Someday, she thought, they would have a child. Some day. One child. By the time they returned from their honeymoon, she was pregnant. Ten years later, they have four children — two girls (Alex and Paige) and two boys (Bryce and Todd).
“I’ve changed 16,000 diapers,” she says.
In addition to the herds of cattle, yearlings and wild mustangs, she lives with ranch horses (L.B., Snip, Buddy, Peso and Jack — “our best friends and constant companions”) and dogs (Nell, “a border collie and useful cattle dog,” and two Labradors, Bob and George, “not useful at all”).
THE WEB SITES
Energetic and creative, Drummond photographs (portraits, nature and documenting life on a working cattle ranch) and writes tongue-in-cheek poetry. She began her blog, “Confessions of a Pioneer Woman” (www.thepioneerwoman.com), in May 2006 as a site to store her photographs. The Web site grew into a blog “to chronicle this bizarre, beautiful and often hilarious journey I’m on … my decade-long transition from spoiled city girl to domestic country wife,” she writes.
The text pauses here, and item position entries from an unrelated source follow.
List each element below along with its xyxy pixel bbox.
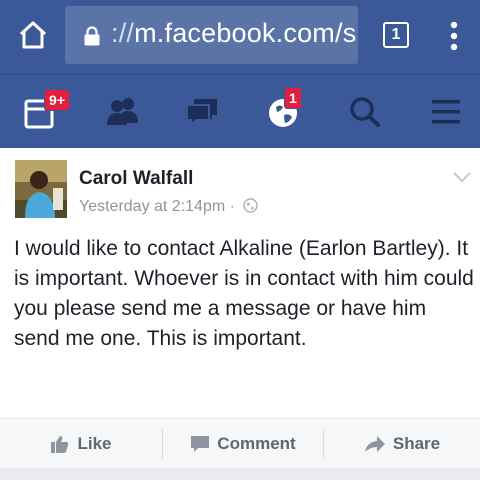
notifications-badge: 1 xyxy=(284,87,302,109)
post-actions: Like Comment Share xyxy=(0,418,480,468)
post-meta: Yesterday at 2:14pm · xyxy=(79,198,259,216)
like-label: Like xyxy=(77,434,112,453)
menu-icon xyxy=(432,100,460,124)
share-icon xyxy=(364,436,385,452)
browser-menu-button[interactable] xyxy=(444,20,464,52)
address-bar[interactable]: ://m.facebook.com/s xyxy=(65,6,358,64)
nav-friends[interactable] xyxy=(93,75,153,149)
search-icon xyxy=(350,97,380,127)
tab-switcher-button[interactable]: 1 xyxy=(383,22,409,48)
url-scheme: :// xyxy=(111,18,135,48)
url-host: m.facebook.com/s xyxy=(134,18,357,48)
nav-search[interactable] xyxy=(336,75,396,149)
url-text: ://m.facebook.com/s xyxy=(111,18,356,49)
like-button[interactable]: Like xyxy=(0,419,162,469)
nav-notifications[interactable]: 1 xyxy=(254,75,314,149)
facebook-nav-bar: 9+ 1 xyxy=(0,74,480,148)
browser-toolbar: ://m.facebook.com/s 1 xyxy=(0,0,480,74)
meta-separator: · xyxy=(229,198,235,215)
more-vert-icon xyxy=(450,21,458,51)
home-icon xyxy=(19,21,47,49)
lock-icon xyxy=(84,26,100,46)
post-body: I would like to contact Alkaline (Earlon… xyxy=(14,237,474,350)
like-icon xyxy=(51,436,69,453)
nav-menu[interactable] xyxy=(416,75,476,149)
post-options-button[interactable] xyxy=(452,170,472,184)
messages-icon xyxy=(186,99,217,128)
share-button[interactable]: Share xyxy=(324,419,480,469)
avatar-photo xyxy=(15,160,67,218)
post-timestamp[interactable]: Yesterday at 2:14pm xyxy=(79,198,225,215)
chevron-down-icon xyxy=(453,172,471,183)
nav-friend-requests[interactable]: 9+ xyxy=(12,75,72,149)
home-button[interactable] xyxy=(16,18,50,52)
comment-button[interactable]: Comment xyxy=(163,419,323,469)
nav-messages[interactable] xyxy=(172,75,232,149)
share-label: Share xyxy=(392,434,441,453)
comment-icon xyxy=(191,436,210,452)
avatar[interactable] xyxy=(15,160,67,218)
comment-label: Comment xyxy=(217,434,296,453)
post-author[interactable]: Carol Walfall xyxy=(79,168,193,190)
globe-privacy-icon xyxy=(243,198,259,213)
post-card: Carol Walfall Yesterday at 2:14pm · I wo… xyxy=(0,148,480,468)
friends-icon xyxy=(107,98,138,125)
requests-badge: 9+ xyxy=(44,89,70,111)
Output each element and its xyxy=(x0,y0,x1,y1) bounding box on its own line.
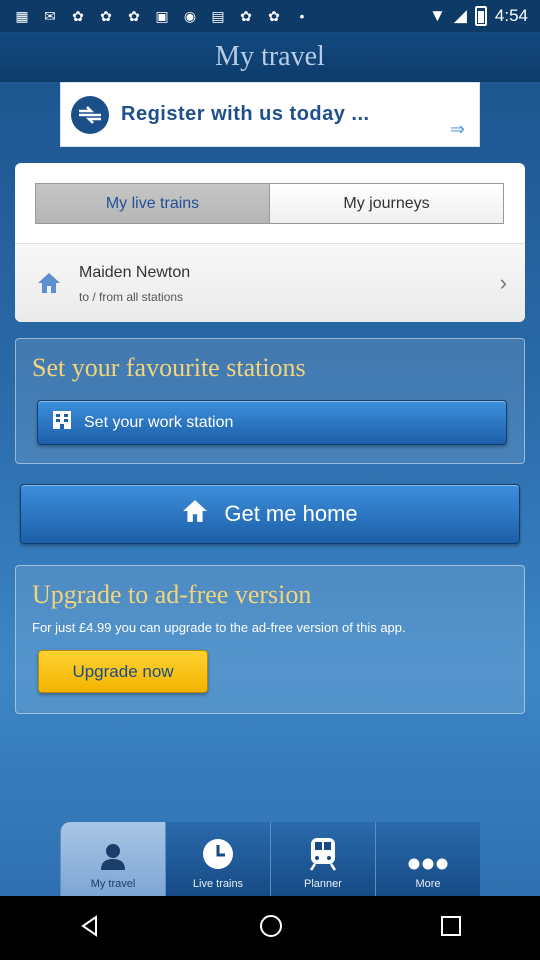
home-icon xyxy=(37,272,61,299)
battery-icon xyxy=(474,6,487,26)
train-icon xyxy=(309,837,337,874)
favourite-stations-panel: Set your favourite stations Set your wor… xyxy=(15,338,525,464)
notification-icon: ✿ xyxy=(268,7,280,24)
recent-apps-icon[interactable] xyxy=(440,915,462,942)
favourites-title: Set your favourite stations xyxy=(32,353,306,382)
tab-label: Live trains xyxy=(192,878,244,890)
get-me-home-label: Get me home xyxy=(224,501,358,526)
station-name: Maiden Newton xyxy=(79,264,191,281)
notification-icon: ◉ xyxy=(183,7,197,24)
building-icon xyxy=(52,410,72,435)
notification-icon: ▤ xyxy=(211,7,225,24)
upgrade-now-button[interactable]: Upgrade now xyxy=(38,650,208,693)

Last March, her Web site won the 2007 “Best-Kept Secret” Bloggie Award, which is known as the Oscars of the Blogosphere, and it was recently honored as Best Overall Blog at the Oklahoma Blog Awards. Drummond’s also developing the blogs into a book. The “Pioneer Woman Cooks” site (www.thepioneerwomancooks.com) includes step-by-step pictorials of cowboy-pleasing dishes — cobbler, cinnamon rolls and beans and cornbread.
Although she confesses that her “pioneer” life includes satellite TV, high-speed Internet, a four-wheel drive and a part-time nanny, Drummond has fallen in love with her home on the range.
“Sometimes I wonder if I over-idealize country life,” she says. She’s a city girl so in love with the country that once in a while, she says, “I will break into a pirouette in the kitchen.”